His campaign adviser posted a sign over his desk that read simply: "It's the economy, stupid." With a charismatic smile and a gentle, sincere voice, Clinton hammered away at the recession, and promised new ideas and a break with twelve years of Republicans in the White House.
Additional problems beset President Bush in 1992. In April, the city of Los Angeles erupted into a five day looting and burning rampage that killed more than 50 people and claimed damages nearing $1 billion. The riot was touched off by the acquittal of five Los Angeles police officers for the beating of Rodney King during his arrest in 1991. A hidden camera showed the officers repeatedly beating King with nightsticks while he lay on the ground. Despite the video evidence, the jury found the police officers not guilty of using excessive force. The announcement of the verdict released years of pent-up rage many African Americans felt about the ongoing problem of police brutality.
Bush faced a challenge for his own party's nomination by Patrick Buchanan, a journalist and former Nixon aide. Buchanan voiced concern about immigration, free trade, abortion, and appealed to the social conservatives in the Republican Party. Although the President defeated Buchanan handily in the primaries, he was forced to spend resources in the effort.
The most successful third party candidate since 1912 emerged in the form of Ross Perot, a Texas billionaire. Perot brought the problem of the nation's growing national debt to the campaign. Millions watched his self-funded 30-minute primetime campaign commercials that attacked both Republicans and Democrats for reckless spending and immense deficits.

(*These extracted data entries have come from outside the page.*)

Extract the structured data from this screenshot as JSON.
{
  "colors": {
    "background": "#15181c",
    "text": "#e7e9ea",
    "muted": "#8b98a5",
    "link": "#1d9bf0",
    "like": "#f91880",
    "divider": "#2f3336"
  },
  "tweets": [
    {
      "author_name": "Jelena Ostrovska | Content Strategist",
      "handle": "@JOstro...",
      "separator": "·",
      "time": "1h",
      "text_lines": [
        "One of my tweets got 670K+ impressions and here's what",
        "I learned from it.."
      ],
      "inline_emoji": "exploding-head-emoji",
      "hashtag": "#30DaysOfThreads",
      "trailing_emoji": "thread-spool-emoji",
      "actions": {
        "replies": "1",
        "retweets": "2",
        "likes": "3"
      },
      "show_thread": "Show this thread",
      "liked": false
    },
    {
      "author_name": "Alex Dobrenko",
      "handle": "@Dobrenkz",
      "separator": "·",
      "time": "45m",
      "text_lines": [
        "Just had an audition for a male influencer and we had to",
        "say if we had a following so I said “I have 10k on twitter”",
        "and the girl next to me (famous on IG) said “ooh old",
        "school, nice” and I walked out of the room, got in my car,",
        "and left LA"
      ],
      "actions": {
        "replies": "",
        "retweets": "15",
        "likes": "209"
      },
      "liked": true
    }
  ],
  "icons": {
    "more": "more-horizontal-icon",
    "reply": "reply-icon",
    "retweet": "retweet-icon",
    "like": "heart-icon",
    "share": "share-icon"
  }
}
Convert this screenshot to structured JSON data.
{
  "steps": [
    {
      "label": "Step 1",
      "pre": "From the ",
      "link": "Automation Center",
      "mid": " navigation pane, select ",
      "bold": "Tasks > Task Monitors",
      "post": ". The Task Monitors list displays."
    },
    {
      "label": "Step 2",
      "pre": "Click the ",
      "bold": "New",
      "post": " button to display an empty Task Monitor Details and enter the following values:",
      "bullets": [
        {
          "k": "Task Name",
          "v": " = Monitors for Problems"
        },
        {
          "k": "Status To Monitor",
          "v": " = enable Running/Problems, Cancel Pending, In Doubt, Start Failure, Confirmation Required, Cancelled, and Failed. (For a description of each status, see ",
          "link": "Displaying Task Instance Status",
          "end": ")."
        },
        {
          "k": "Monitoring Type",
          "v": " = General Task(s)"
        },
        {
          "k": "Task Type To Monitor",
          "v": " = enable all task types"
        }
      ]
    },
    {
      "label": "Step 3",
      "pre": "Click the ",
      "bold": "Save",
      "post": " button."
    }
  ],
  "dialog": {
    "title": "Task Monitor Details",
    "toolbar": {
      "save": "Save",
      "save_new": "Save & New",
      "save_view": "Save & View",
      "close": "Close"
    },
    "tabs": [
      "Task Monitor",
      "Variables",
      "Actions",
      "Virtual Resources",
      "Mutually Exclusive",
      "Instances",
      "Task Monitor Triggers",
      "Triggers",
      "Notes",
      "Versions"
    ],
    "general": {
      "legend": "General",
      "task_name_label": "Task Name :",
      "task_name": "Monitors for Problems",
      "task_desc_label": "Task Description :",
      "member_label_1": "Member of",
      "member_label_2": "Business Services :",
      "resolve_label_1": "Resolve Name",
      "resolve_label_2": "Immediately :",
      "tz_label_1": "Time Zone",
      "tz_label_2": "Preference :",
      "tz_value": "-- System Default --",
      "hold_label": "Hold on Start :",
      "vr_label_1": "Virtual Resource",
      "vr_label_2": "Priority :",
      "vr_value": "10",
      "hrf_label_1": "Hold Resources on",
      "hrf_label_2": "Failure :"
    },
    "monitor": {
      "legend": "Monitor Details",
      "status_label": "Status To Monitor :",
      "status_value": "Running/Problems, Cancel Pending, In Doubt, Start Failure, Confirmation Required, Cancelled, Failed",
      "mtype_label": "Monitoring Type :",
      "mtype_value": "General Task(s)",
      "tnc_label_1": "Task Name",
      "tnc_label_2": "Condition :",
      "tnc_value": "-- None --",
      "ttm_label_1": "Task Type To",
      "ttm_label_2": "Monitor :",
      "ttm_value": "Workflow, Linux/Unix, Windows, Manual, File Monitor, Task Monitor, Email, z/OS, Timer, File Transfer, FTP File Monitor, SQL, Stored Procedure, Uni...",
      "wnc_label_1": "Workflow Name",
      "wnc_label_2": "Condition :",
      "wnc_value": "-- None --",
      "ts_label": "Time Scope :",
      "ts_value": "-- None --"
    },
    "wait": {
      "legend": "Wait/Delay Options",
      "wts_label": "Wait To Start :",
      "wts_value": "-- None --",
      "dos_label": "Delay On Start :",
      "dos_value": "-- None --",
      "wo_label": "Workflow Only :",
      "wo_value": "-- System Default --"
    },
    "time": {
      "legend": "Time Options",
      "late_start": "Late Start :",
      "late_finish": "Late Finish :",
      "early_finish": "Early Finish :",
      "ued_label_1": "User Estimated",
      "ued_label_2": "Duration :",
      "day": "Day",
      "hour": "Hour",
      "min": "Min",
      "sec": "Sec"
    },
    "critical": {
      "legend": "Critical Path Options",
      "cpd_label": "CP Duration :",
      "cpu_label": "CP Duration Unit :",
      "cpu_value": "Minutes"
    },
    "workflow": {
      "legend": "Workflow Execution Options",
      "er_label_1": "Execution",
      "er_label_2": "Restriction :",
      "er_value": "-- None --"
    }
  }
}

Election Day belonged to Bill Clinton. Although he garnered only 43% of the popular vote, he beat President Bush handily in the electoral tally. Bush earned 38% of the vote, and Perot reached an impressive 19% of American voters. Much of Clinton's support came from baby boomers. Clinton's victory marked an end to the domination of politics by the World War II generation. Americans who had come of age during the turbulent sixties and seventies now had a representative in the White House.